De ce côté-là, vous n’avez pas tort, où allons-nous aller ?
Ben, du côté où le silence de la forêt règne ! S’il vous plaît ?
Alors, suivez-moi ! Mais à une condition ?
Laquelle ?
Que vous oubliez de me parler de cette goutte et de cette plainte inopportune, sans envergure, qui n’est pas digne de votre personne, Allons ! Sinon je vous laisse là !
C’est bien pour vous satisfaire, parce que je n’ai pas le choix !
Eh ! Vous devriez venir plus dans la forêt, plus souvent, vous ne vous y perdrez plus à la force, puisque vous la connaîtriez, tous ces chemins, ces allées…
C’est vrai, mais si à chaque fois je risque de recevoir des gouttes qui n’étaient pas prévues au programme, je serai vexé et je devrais toujours réclamer pour une compensation, ce qui m’énerve beaucoup !
Avez-vous demandé du vent ?
Euh ! Je n’y avais pas pensé, mais vu les chaleurs, le vent est agréable !
Pas trop chaud, il a fait peut-être malencontreusement, dériver une goutte sur nous, alors qu’elle n’était pas prévue et que c’est une petite bourrasque, un petit mouvement d’humeur du vent qui vous la dévia sur votre tête ! Dans ce cas, il faut réclamer au vent.

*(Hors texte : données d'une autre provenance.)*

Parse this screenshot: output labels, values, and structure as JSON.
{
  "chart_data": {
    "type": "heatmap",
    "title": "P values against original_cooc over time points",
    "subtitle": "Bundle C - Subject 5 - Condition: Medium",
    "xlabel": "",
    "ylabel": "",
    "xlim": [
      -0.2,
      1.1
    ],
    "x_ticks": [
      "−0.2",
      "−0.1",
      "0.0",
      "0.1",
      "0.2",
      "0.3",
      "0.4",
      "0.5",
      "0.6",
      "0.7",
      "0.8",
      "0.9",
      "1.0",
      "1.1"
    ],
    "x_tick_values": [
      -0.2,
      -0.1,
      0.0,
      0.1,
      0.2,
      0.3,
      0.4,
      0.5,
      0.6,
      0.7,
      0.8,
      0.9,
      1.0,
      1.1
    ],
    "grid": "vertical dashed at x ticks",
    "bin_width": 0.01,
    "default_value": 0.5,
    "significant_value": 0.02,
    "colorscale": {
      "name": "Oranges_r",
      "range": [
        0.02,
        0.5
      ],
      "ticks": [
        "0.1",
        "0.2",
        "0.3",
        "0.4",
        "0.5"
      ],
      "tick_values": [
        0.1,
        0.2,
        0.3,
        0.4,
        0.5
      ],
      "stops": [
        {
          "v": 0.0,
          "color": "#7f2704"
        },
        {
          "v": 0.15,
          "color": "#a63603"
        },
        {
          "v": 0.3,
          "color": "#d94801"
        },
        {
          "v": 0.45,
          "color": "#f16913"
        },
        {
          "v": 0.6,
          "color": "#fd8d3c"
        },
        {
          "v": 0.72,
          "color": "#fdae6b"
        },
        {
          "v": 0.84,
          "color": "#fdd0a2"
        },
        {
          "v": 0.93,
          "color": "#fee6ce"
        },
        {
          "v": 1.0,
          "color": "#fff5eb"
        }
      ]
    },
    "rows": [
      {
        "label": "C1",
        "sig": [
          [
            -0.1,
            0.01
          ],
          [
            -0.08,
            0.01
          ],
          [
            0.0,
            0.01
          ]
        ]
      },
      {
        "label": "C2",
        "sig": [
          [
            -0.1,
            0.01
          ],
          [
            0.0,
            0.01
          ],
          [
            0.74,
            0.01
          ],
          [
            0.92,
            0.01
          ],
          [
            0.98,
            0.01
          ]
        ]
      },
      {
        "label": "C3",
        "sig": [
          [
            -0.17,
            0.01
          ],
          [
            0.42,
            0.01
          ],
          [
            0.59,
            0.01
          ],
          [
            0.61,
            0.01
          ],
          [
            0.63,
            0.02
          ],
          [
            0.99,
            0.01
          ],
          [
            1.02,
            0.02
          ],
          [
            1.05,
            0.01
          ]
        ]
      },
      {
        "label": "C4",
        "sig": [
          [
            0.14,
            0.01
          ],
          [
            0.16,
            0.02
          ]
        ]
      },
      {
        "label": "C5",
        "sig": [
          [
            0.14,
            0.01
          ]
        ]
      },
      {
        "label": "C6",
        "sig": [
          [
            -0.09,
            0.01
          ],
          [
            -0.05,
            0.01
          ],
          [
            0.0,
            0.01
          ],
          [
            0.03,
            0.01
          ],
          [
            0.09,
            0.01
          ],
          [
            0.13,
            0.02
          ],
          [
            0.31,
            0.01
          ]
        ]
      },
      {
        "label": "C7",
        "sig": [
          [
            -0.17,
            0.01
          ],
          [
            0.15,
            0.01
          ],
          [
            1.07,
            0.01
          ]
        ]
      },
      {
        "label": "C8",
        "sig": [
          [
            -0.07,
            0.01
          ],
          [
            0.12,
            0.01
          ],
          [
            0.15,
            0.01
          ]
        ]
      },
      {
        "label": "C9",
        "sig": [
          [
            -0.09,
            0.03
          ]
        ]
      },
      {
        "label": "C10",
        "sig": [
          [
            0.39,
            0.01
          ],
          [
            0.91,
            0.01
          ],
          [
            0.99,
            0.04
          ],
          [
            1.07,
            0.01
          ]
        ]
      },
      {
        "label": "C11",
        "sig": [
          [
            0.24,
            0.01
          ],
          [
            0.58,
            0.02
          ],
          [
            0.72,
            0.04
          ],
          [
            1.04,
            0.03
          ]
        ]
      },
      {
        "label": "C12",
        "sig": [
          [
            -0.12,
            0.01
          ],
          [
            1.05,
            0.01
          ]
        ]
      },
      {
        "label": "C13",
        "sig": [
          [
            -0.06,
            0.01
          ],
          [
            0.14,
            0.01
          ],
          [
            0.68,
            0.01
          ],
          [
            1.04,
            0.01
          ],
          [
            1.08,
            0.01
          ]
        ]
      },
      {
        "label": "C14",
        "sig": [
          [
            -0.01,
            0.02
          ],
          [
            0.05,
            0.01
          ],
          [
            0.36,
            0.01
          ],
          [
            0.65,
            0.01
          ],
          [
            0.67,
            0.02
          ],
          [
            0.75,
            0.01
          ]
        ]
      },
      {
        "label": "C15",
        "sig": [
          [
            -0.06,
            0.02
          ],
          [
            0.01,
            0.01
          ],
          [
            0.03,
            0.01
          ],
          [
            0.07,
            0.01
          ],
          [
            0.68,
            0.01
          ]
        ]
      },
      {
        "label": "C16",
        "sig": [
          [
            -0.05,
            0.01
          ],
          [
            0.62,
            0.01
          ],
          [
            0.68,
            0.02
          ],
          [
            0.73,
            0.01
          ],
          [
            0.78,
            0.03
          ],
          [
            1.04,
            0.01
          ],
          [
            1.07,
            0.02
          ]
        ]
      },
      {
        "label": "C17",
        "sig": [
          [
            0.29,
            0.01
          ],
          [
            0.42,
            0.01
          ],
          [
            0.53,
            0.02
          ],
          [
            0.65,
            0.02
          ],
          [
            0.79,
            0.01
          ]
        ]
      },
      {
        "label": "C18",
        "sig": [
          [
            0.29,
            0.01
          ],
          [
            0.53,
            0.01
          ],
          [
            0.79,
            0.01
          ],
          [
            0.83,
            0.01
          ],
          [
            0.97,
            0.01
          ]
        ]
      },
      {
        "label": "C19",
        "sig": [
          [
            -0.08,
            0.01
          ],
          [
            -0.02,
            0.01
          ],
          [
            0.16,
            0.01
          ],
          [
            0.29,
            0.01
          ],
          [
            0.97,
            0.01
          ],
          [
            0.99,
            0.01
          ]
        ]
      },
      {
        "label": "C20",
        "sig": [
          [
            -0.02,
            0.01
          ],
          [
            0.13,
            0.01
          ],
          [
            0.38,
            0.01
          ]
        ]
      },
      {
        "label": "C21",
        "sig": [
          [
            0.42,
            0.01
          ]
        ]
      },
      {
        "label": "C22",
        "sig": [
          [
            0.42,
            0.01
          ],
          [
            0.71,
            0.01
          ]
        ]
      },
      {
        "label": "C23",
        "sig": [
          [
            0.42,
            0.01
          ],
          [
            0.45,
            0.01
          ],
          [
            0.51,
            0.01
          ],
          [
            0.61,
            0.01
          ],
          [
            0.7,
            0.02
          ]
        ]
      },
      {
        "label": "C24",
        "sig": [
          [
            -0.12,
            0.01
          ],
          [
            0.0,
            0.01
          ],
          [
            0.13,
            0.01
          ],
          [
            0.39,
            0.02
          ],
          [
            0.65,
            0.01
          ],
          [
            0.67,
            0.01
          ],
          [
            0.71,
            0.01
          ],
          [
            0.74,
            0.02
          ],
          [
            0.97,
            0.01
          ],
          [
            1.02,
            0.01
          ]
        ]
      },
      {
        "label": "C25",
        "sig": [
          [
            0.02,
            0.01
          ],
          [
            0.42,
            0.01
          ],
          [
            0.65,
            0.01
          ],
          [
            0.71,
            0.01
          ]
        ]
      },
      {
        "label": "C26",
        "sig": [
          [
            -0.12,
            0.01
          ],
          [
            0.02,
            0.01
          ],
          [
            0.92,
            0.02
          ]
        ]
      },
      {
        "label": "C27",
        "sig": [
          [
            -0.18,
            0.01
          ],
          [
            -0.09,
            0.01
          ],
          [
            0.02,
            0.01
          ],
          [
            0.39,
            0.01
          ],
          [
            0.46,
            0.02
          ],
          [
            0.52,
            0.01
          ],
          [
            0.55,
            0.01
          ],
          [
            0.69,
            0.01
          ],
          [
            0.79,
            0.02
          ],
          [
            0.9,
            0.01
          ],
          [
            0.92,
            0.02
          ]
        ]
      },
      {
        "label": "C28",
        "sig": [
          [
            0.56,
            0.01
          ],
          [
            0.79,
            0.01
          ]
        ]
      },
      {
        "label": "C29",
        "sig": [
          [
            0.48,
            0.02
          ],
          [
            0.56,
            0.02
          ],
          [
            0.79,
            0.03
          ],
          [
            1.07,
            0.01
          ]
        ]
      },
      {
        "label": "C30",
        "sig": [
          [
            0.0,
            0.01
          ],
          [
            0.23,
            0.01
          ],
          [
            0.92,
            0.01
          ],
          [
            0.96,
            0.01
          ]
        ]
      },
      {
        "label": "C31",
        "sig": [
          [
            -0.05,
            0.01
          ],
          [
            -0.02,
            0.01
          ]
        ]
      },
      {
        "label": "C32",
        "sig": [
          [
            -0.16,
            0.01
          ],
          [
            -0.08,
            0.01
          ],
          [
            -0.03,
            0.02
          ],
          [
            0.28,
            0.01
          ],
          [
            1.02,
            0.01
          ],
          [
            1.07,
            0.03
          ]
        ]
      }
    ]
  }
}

Ah oui ! Mais là, ça devient compliqué, c’est difficile, le vent, l’air et son mouvement…
C’est beau ce que vous dites ?
Comment, quoi ?
L’air et son mouvement, le vent !
Oui, ça m’est venu comme ça !
Vous ne dites pas que des bêtises, vous voyez ! Elle vous inspire malgré son silence et la rumeur au loin, enfin tout près, disons, de la route, portée par le vent, je vous… je vous précise. C’est le vent qui vous amène cette rumeur ; s’il soufflait dans l’autre sens, vous verriez, vous n’entendriez que du silence…
Ah ! Je ne verrai pas, je n’entendrai que…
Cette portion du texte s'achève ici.